Amtrak train snowbound in Oregon is rescued by crews
A train that was stuck in the snow for nearly 40 hours with 183 passengers on board has resumed its journey - by going backwards.
The Amtrak service from Seattle to Los Angeles was stopped by a tree on the track in Oregon on Sunday evening.
Heavy snow and downed trees prevented crews from reaching the train until Tuesday morning. A locomotive then pulled it back to Eugene, Oregon.
No one was hurt but passengers said there was a lack of food and water.
Other items such as nappies and female sanitary products were also running out and people said stress levels were rising.
One passenger, Rebekah Dodson, told KTVL News: "We've gotten yelled at for opening windows. We can't get off the train because there's 4ft (1.2m) of snow in every direction. There's nowhere to go."
In a separate interview with CNN she said several students "panicked" because their university professors were refusing to accept their excuse for missing classes.
She added that the group includes about 20 students from Japan, and that there is poor mobile phone reception in the region.

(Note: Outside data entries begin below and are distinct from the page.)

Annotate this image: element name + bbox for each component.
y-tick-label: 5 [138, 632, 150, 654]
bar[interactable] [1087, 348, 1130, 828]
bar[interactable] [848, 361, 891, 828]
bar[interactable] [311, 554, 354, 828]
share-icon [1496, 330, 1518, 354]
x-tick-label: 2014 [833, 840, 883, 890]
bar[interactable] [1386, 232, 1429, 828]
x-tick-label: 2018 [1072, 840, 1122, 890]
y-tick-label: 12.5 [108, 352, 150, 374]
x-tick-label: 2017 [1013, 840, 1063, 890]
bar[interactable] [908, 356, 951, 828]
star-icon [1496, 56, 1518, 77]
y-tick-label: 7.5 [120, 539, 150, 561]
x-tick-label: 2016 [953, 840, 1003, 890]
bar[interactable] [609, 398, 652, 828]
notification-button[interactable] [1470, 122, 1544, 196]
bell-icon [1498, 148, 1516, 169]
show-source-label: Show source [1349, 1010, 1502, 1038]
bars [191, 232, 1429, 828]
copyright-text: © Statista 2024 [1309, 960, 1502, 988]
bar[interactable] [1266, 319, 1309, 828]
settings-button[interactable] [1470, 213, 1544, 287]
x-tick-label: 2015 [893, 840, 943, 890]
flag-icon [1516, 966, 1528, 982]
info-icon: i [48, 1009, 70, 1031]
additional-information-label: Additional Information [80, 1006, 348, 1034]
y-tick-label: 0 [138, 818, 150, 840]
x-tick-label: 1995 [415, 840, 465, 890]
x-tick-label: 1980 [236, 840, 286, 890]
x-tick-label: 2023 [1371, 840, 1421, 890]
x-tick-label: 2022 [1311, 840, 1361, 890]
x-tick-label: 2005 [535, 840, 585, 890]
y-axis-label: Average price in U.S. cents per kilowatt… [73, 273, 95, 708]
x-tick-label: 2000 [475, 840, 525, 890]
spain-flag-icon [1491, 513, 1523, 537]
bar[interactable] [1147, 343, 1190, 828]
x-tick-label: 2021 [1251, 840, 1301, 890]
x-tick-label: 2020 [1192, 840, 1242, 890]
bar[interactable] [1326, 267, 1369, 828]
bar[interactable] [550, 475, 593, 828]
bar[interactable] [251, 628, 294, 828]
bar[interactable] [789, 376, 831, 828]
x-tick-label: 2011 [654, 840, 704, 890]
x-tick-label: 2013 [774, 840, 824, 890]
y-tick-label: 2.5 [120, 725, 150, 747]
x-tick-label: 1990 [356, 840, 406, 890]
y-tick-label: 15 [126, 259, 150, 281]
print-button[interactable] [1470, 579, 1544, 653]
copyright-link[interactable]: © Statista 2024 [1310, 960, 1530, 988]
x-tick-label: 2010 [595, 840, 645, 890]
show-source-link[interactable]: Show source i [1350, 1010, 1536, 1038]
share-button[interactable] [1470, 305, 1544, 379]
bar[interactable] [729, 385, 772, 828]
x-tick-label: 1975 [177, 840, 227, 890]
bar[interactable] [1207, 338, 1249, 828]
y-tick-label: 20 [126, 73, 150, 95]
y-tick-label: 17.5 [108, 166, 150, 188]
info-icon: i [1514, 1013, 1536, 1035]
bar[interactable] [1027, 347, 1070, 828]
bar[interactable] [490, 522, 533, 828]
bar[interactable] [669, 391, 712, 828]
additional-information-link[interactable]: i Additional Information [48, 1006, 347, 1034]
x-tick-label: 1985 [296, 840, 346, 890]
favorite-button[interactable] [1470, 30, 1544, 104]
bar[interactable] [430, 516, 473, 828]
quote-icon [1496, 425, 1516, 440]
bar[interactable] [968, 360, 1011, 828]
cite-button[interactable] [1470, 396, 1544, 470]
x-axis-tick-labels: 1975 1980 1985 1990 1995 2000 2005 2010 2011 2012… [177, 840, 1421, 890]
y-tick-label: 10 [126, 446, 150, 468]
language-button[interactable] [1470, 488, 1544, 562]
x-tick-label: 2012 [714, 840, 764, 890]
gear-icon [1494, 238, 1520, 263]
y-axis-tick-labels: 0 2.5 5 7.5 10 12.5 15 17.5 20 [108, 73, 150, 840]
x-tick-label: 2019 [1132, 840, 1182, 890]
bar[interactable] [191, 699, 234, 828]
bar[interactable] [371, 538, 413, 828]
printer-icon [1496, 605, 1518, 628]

Several American Red Cross volunteers were waiting to offer snacks and water to the passengers once the train reached Eugene.
The Coast Starlight Train 11 was stuck near Oakridge, a small town that lost power and saw roads blocked after it was covered in heavy snow.

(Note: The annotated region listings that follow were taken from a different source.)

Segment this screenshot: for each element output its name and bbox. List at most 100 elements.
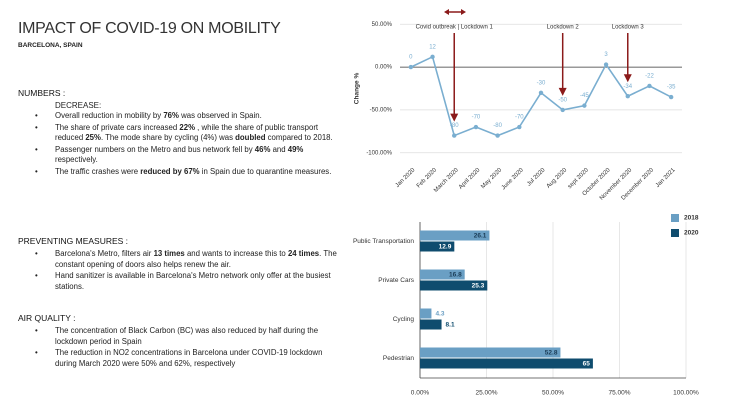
bar [420, 280, 488, 291]
text-run: The reduction in NO2 concentrations in B… [55, 348, 323, 368]
section: NUMBERS : DECREASE:Overall reduction in m… [18, 88, 338, 178]
bar [420, 319, 442, 330]
annotation-arrowhead [558, 87, 567, 96]
section: PREVENTING MEASURES : Barcelona's Metro, … [18, 236, 338, 293]
text-run: compared to 2018. [265, 133, 333, 142]
data-label: -70 [472, 115, 481, 121]
text-run: respectively. [55, 155, 98, 164]
legend-label: 2018 [684, 215, 699, 222]
category-label: Private Cars [378, 277, 415, 284]
text-run: Passenger numbers on the Metro and bus n… [55, 144, 255, 154]
x-tick-label: April 2020 [458, 167, 482, 191]
bar [420, 347, 561, 358]
text-run: The share of private cars increased [55, 122, 180, 132]
bold-text: reduced by 67% [140, 166, 200, 176]
x-tick-label: 25.00% [475, 390, 497, 397]
text-run: Hand sanitizer is available in Barcelona… [55, 271, 331, 291]
bullet-list: Overall reduction in mobility by 76% was… [18, 111, 338, 177]
bold-text: 24 times [287, 249, 320, 258]
x-tick-label: June 2020 [501, 167, 526, 192]
bullet: The reduction in NO2 concentrations in B… [35, 348, 338, 369]
y-tick-label: -50.00% [370, 107, 393, 113]
bold-text: 22% [179, 122, 195, 132]
bullet: The traffic crashes were reduced by 67% … [35, 166, 338, 178]
category-label: Pedestrian [383, 355, 414, 362]
data-point [647, 83, 652, 89]
data-label: -45 [580, 93, 589, 99]
double-arrow [444, 9, 466, 15]
text-run: and [270, 144, 288, 154]
bold-text: 25% [85, 133, 101, 142]
data-point [452, 133, 457, 138]
slide-subtitle: BARCELONA, SPAIN [18, 42, 83, 49]
y-tick-label: -100.00% [366, 150, 392, 156]
x-tick-label: 0.00% [411, 390, 430, 397]
section-heading: NUMBERS : [18, 88, 66, 98]
section-heading: PREVENTING MEASURES : [18, 236, 129, 246]
bold-text: 49% [287, 144, 304, 154]
bold-text: 13 times [153, 249, 185, 258]
category-label: Cycling [393, 316, 415, 323]
y-tick-label: 0.00% [375, 65, 393, 71]
x-tick-label: Jan 2020 [395, 167, 417, 189]
text-run: , while the share of public transport re… [55, 122, 319, 143]
text-run: was observed in Spain. [178, 111, 262, 120]
x-tick-label: 75.00% [608, 390, 630, 397]
data-label: 0 [409, 55, 413, 61]
data-label: 25.3 [472, 283, 485, 290]
bar [420, 230, 490, 241]
data-point [582, 103, 587, 108]
text-run: The concentration of Black Carbon (BC) w… [55, 326, 319, 346]
data-point [668, 94, 674, 100]
category-label: Public Transportation [353, 238, 414, 245]
text-run: . The mode share by cycling (4%) was [100, 133, 236, 142]
data-label: -35 [667, 85, 676, 91]
data-label: -80 [450, 123, 459, 129]
x-tick-label: Aug 2020 [546, 167, 569, 190]
section-subheading: DECREASE: [55, 101, 102, 110]
data-point [625, 94, 630, 99]
text-run: The traffic crashes were [55, 166, 141, 176]
annotation-arrowhead [623, 74, 632, 83]
data-label: 8.1 [446, 322, 455, 329]
y-axis-label: Change % [354, 73, 361, 105]
data-point [408, 64, 414, 70]
data-label: -80 [493, 123, 502, 129]
data-point [517, 124, 522, 130]
data-label: -34 [623, 84, 632, 90]
bar [420, 358, 593, 369]
bar [420, 241, 455, 252]
data-label: 52.8 [545, 350, 558, 357]
data-label: -70 [515, 115, 524, 121]
bullet: Passenger numbers on the Metro and bus n… [35, 144, 338, 166]
x-tick-label: 100.00% [673, 390, 699, 397]
bar [420, 269, 465, 280]
text-run: and wants to increase this to [184, 249, 288, 258]
bullet: Overall reduction in mobility by 76% was… [35, 111, 338, 122]
data-point [603, 62, 609, 67]
annotation: Lockdown 2 [547, 25, 580, 31]
data-point [430, 54, 435, 60]
data-point [495, 133, 500, 138]
legend-swatch [671, 214, 679, 222]
data-label: -50 [558, 97, 567, 103]
data-label: -30 [537, 80, 546, 86]
text-run: . The constant opening of doors also hel… [55, 249, 337, 269]
bullet-list: The concentration of Black Carbon (BC) w… [18, 326, 338, 369]
data-label: 16.8 [449, 272, 462, 279]
bullet: The concentration of Black Carbon (BC) w… [35, 326, 338, 347]
text-run: in Spain due to quarantine measures. [199, 166, 332, 176]
annotation: Covid outbreak | Lockdown 1 [416, 25, 494, 31]
bold-text: 76% [163, 111, 179, 120]
y-tick-label: 50.00% [372, 22, 393, 28]
data-label: 4.3 [435, 311, 444, 318]
x-tick-label: 50.00% [542, 390, 564, 397]
data-label: -22 [645, 74, 654, 80]
data-label: 65 [583, 361, 591, 368]
x-tick-label: Jul 2020 [526, 167, 547, 188]
legend-label: 2020 [684, 230, 699, 237]
text-run: Overall reduction in mobility by [55, 111, 164, 120]
section: AIR QUALITY : The concentration of Black… [18, 313, 338, 370]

Amtrak said no passengers would be charged for any food or water. They were working with the Union Pacific rail company to clear tracks.
Passenger Carly Bigby told the BBC a locomotive had arrived around 06:00 local time on Tuesday, though Amtrak informed them it was "going to be a slow go".
In a statement, Amtrak said the train was ultimately on its way back to its point of departure, Seattle, but "due to weather conditions, additional delays are to be expected along the route".
In a further statement from its chief executive, Amtrak expressed "sincere regret" and promised refunds.
Amtrak said that passengers were kept on board the train because of the power outages in Oakridge and to avoid separating passengers between the town's two small hotels.
Residents in Oakridge said the situation there was also growing dire, as local petrol stations and grocery stores shut due to lack of electricity.
"You can't get a hold of water, you can't get a hold of food, you can't get a hold of any sort of fuel to create heat or to cook with," Christina Mentzer told KPIC-TV.
"So people are looking for propane, people are looking for gasoline, people are looking for water.
"Today they're asking, but as of right now essentially what's going on is they're going around town finding where they can get stuff if it gets that bad."